If I can make a positive difference to just one person in the course of my day at work, then I should be proud of that
I am also inspired by the students that I teach – shout out to my tutor group here, who always start my day with some of the most hilarious stories I’ve ever heard. If that doesn’t set you up for the day, then what does? I also hope that I inspire people too because, in my opinion, it is inspiration that makes the difference.
Hearing the phrase ‘oh no, not Shakespeare’ is the driving force behind this. ‘Challenge accepted’ I respond. Six weeks later and everyone has made it through Romeo and Juliet intact and has actually, much to their surprise, enjoyed it. Without inspiration, how are the students supposed to engage with a text that many feel is irrelevant? Convincing them that the characters are about as interesting a collection of people you’d wish to meet and that there is more drama in one act than in a whole week of EastEnders is a tough thing to do. It’s about tapping into everyone’s desire to achieve. It’s about ‘you can do it’. It’s about instilling that it’s fine to have off days, but it’s important to have the perseverance and resilience to keep going, to keep trying, to never give up.
Being human is an important part of inspiration. After all, we are all human. Mistakes are definitely good in my classroom. ‘Sir, I’ve done it wrong.’ ‘So what?’ comes the reply. Perhaps not the most inspirational phrasing, I know, but I really don’t care if a student makes a mistake, because then I get a chance to do my job and help them get it right. Inspire them to look at what they did, see the brilliance that is there and develop it. We should inspire our students to trust that if they get it wrong, it’s fine; if they’ve got no idea, it’s fine; if they are scared, it’s still fine. The acceptance of being human I feel is an integral part of a classroom and should be embraced. Break down the barriers of expectation and inspire our students by telling that that they can achieve – no matter how many times they have to start again.

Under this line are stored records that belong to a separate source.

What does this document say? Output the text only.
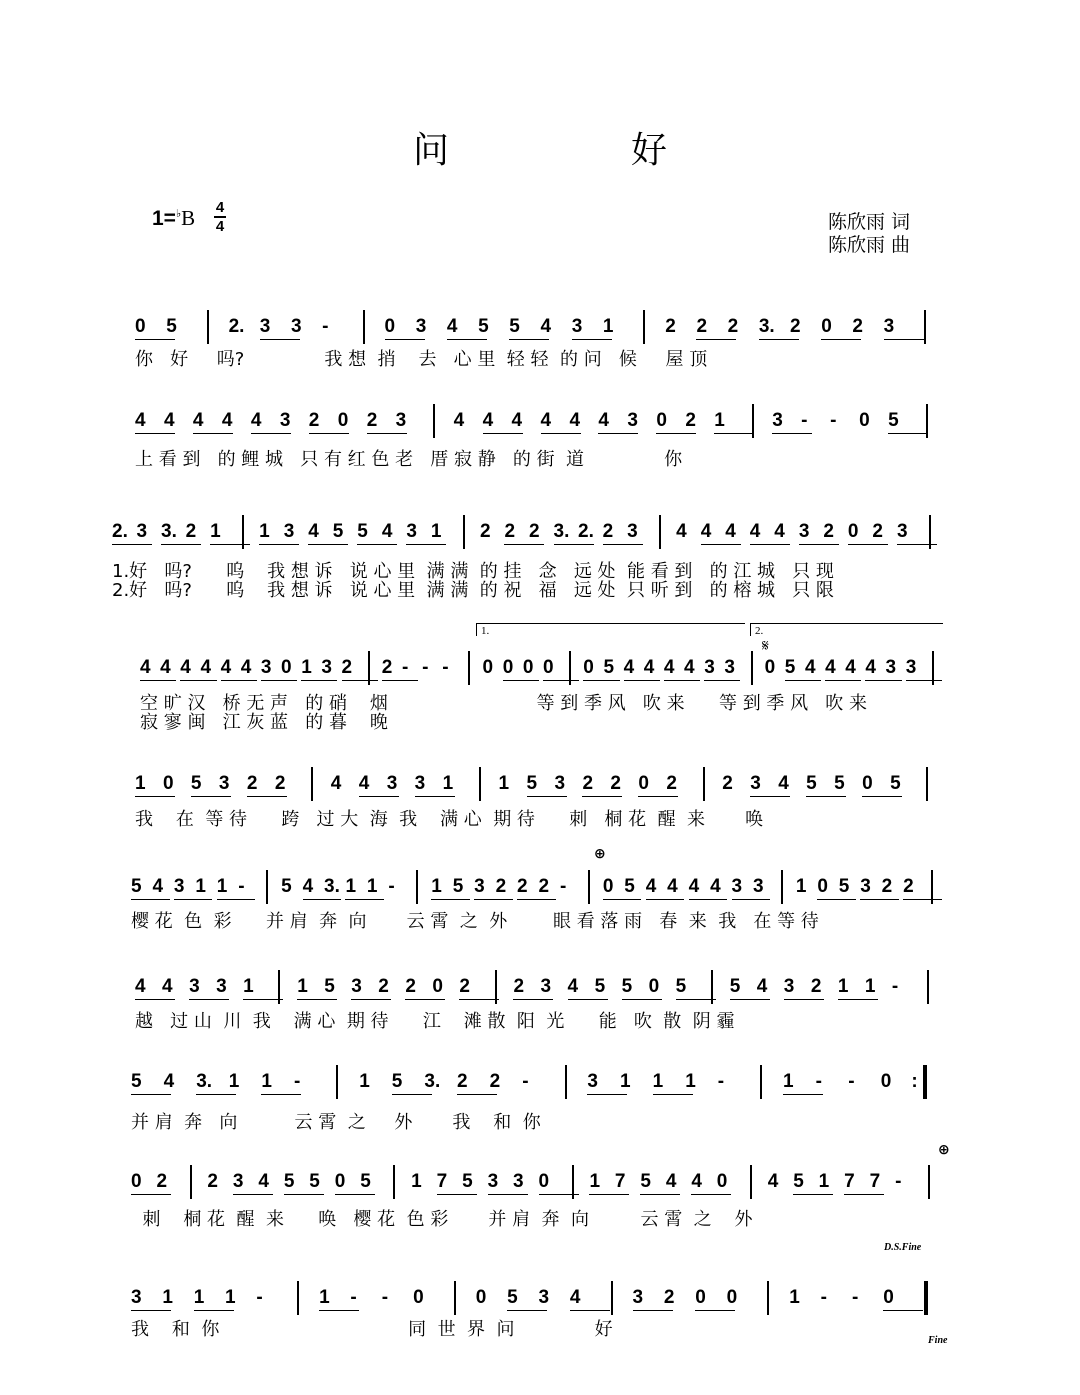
问	好
1=♭B 4
4	陈欣雨 词
陈欣雨 曲
0 5	2. 3 3 -	0 3 4 5 5 4 3 1	2 2 2 3. 2 0 2 3
你   好     吗?              我 想  捎    去   心 里  轻 轻  的 问   候     屋 顶
4 4 4 4 4 3 2 0 2 3 4 4 4 4 4 4 3 0 2 1 3 - - 0 5
上 看 到   的 鲤 城   只 有 红 色 老   厝 寂 静   的 街  道              你
2. 3 3. 2 1 1 3 4 5 5 4 3 1 2 2 2 3. 2. 2 3 4 4 4 4 4 3 2 0 2 3
1.好   吗?      呜    我 想 诉   说 心 里  满 满  的 挂   念   远 处  能 看 到   的 江 城   只 现
2.好   吗?      呜    我 想 诉   说 心 里  满 满  的 祝   福   远 处  只 听 到   的 榕 城   只 限
4 4 4 4 4 4 3 0 1 3 2 2 - - - 0 0 0 0 0 5 4 4 4 4 3 3 0 5 4 4 4 4 3 3
空 旷 汉   桥 无 声   的 硝    烟                          等 到 季 风   吹 来      等 到 季 风   吹 来
寂 寥 闽   江 灰 蓝   的 暮    晚
1 0 5 3 2 2 4 4 3 3 1 1 5 3 2 2 0 2 2 3 4 5 5 0 5
我    在  等 待      跨   过 大  海  我    满 心  期 待      刺   桐 花  醒  来       唤
5 4 3 1 1 - 5 4 3. 1 1 - 1 5 3 2 2 2 - 0 5 4 4 4 4 3 3 1 0 5 3 2 2
樱 花  色  彩      并 肩  奔  向       云 霄  之  外        眼 看 落 雨   春  来  我   在 等 待
4 4 3 3 1 1 5 3 2 2 0 2 2 3 4 5 5 0 5 5 4 3 2 1 1 -
越   过 山  川  我    满 心  期 待      江    滩 散  阳  光      能   吹  散  阴 霾
5 4 3. 1 1 -	1 5 3. 2 2 -	3 1 1 1 -	1 - - 0 :
并 肩  奔   向          云 霄  之     外       我    和  你
0 2 2 3 4 5 5 0 5 1 7 5 3 3 0 1 7 5 4 4 0 4 5 1 7 7 -
刺    桐 花  醒  来      唤   樱 花  色 彩       并 肩  奔  向         云 霄  之    外
3 1 1 1 -	1 - - 0	0 5 3 4	3 2 0 0	1 - - 0
我    和  你                                 同  世  界  问              好
1.	2.
𝄋
⊕
⊕
D.S.Fine
Fine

I am a fan of letting your personality explode and using it to inspire. Whether this be wearing Easter Bunny ears all day to earn 1000 points for your tutor group, pretending there’s a monster in the cupboard, or having an argument with a chair (yes, all true). Do it.
Let your personality explode and use it to inspire – whether it be wearing Easter Bunny ears all day, pretending there’s a monster in the cupboard, or having an argument with a chair
Show them that learning is a pleasure; a privilege; a gift. Think of the most vibrant colour you can and ask yourself how you can bring that into lessons. I’m not talking about lesson content here (I love a 34 mark exam answer peer assessed against the success criteria; as seeing a student answer this well does fill me with pride) but I mean motivation. Bring your passion and your drive and let the kids inspire you to inspire them. The impact that we have as teachers is astounding – embrace this. Be the teacher who sings, who gets things wrong, who asks year 10 which cake they should get at break, because it is who you are that inspires your students. Let them see that.
To finish, when I was standing on the platform at the awards ceremony, I felt so proud of the job that I did. There was nothing that I wanted more than to go and teach a class – right there and then – because it made me remember the talent that sits every day at the tables in my classroom. It made me realise that I could make a difference. It inspired me to want to go and inspire them.